The `Delta S` for the vaporisation of 1 mol of water is 88.3 J/mole K. The value of `Delta S` for the condensation of 1 mole of water vapour will be

To solve the problem, we need to understand the relationship between the entropy change (ΔS) for vaporization and condensation processes. ### Step-by-Step Solution: 1. **Identify the Given Information**: - The entropy change (ΔS) for the vaporization of 1 mole of water is given as 88.3 J/mol·K. 2. **Understand the Processes**: - Vaporization is the process where liquid water (H2O) converts into water vapor (H2O gas). - Condensation is the reverse process, where water vapor (H2O gas) converts back into liquid water (H2O). 3. **Relation Between ΔS for Vaporization and Condensation**: - The entropy change for the condensation process is the negative of the entropy change for the vaporization process.

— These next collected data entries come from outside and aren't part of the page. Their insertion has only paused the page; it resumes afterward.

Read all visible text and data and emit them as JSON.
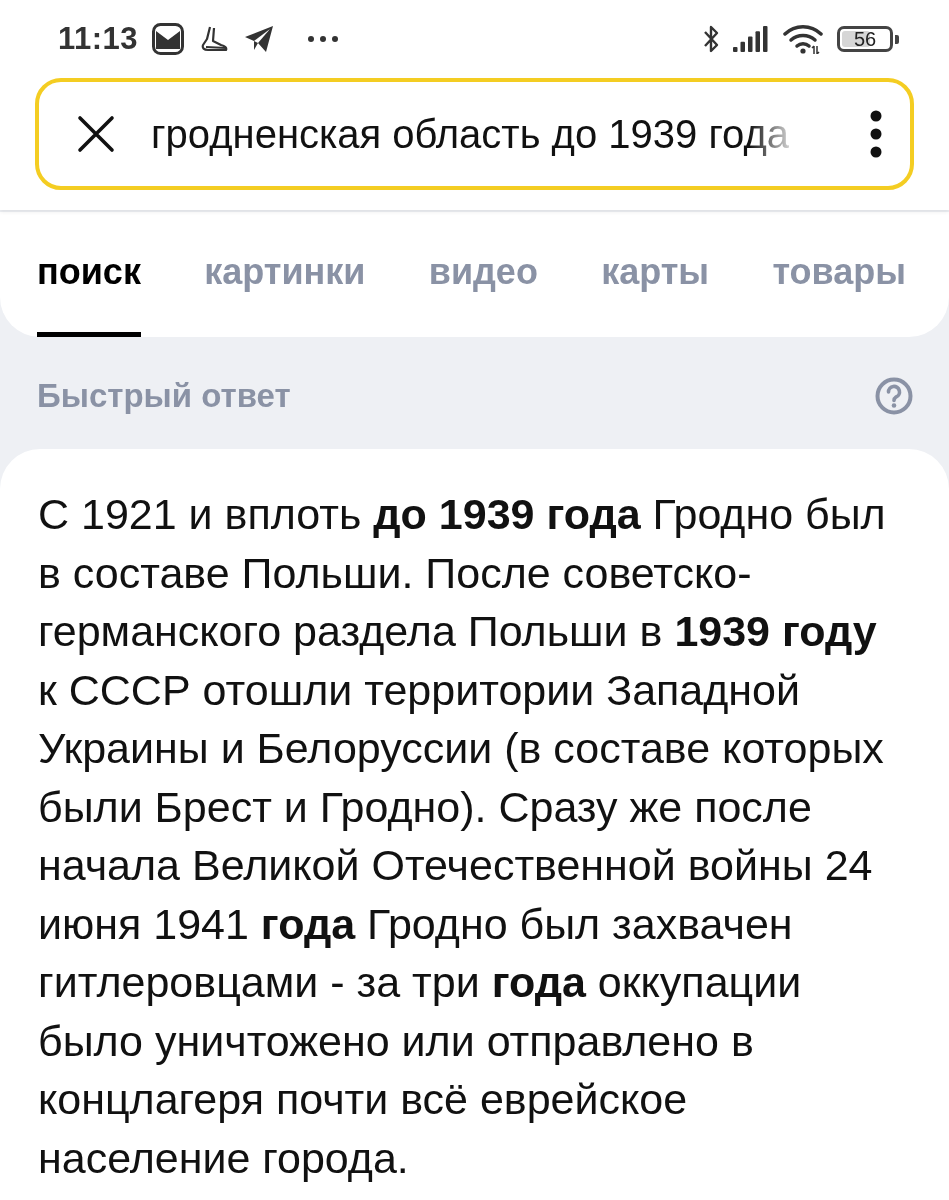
{
  "status_bar": {
    "time": "11:13",
    "battery": "56"
  },
  "search": {
    "query": "гродненская область до 1939 года"
  },
  "tabs": [
    {
      "label": "поиск",
      "selected": true
    },
    {
      "label": "картинки",
      "selected": false
    },
    {
      "label": "видео",
      "selected": false
    },
    {
      "label": "карты",
      "selected": false
    },
    {
      "label": "товары",
      "selected": false
    }
  ],
  "quick_answer": {
    "title": "Быстрый ответ",
    "text": "С 1921 и вплоть **до 1939 года** Гродно был в составе Польши. После советско-германского раздела Польши в **1939 году** к СССР отошли территории Западной Украины и Белоруссии (в составе которых были Брест и Гродно). Сразу же после начала Великой Отечественной войны 24 июня 1941 **года** Гродно был захвачен гитлеровцами - за три **года** оккупации было уничтожено или отправлено в концлагеря почти всё еврейское население города."
  }
}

This is because condensation is the reverse of vaporization. - Mathematically, this can be expressed as: \[ \Delta S_{condensation} = -\Delta S_{vaporization} \] 4. **Calculate ΔS for Condensation**: - Using the value provided for ΔS of vaporization: \[ \Delta S_{condensation} = -88.3 \, \text{J/mol·K} \] 5. **Final Answer**: - The value of ΔS for the condensation of 1 mole of water vapor is **-88.3 J/mol·K**.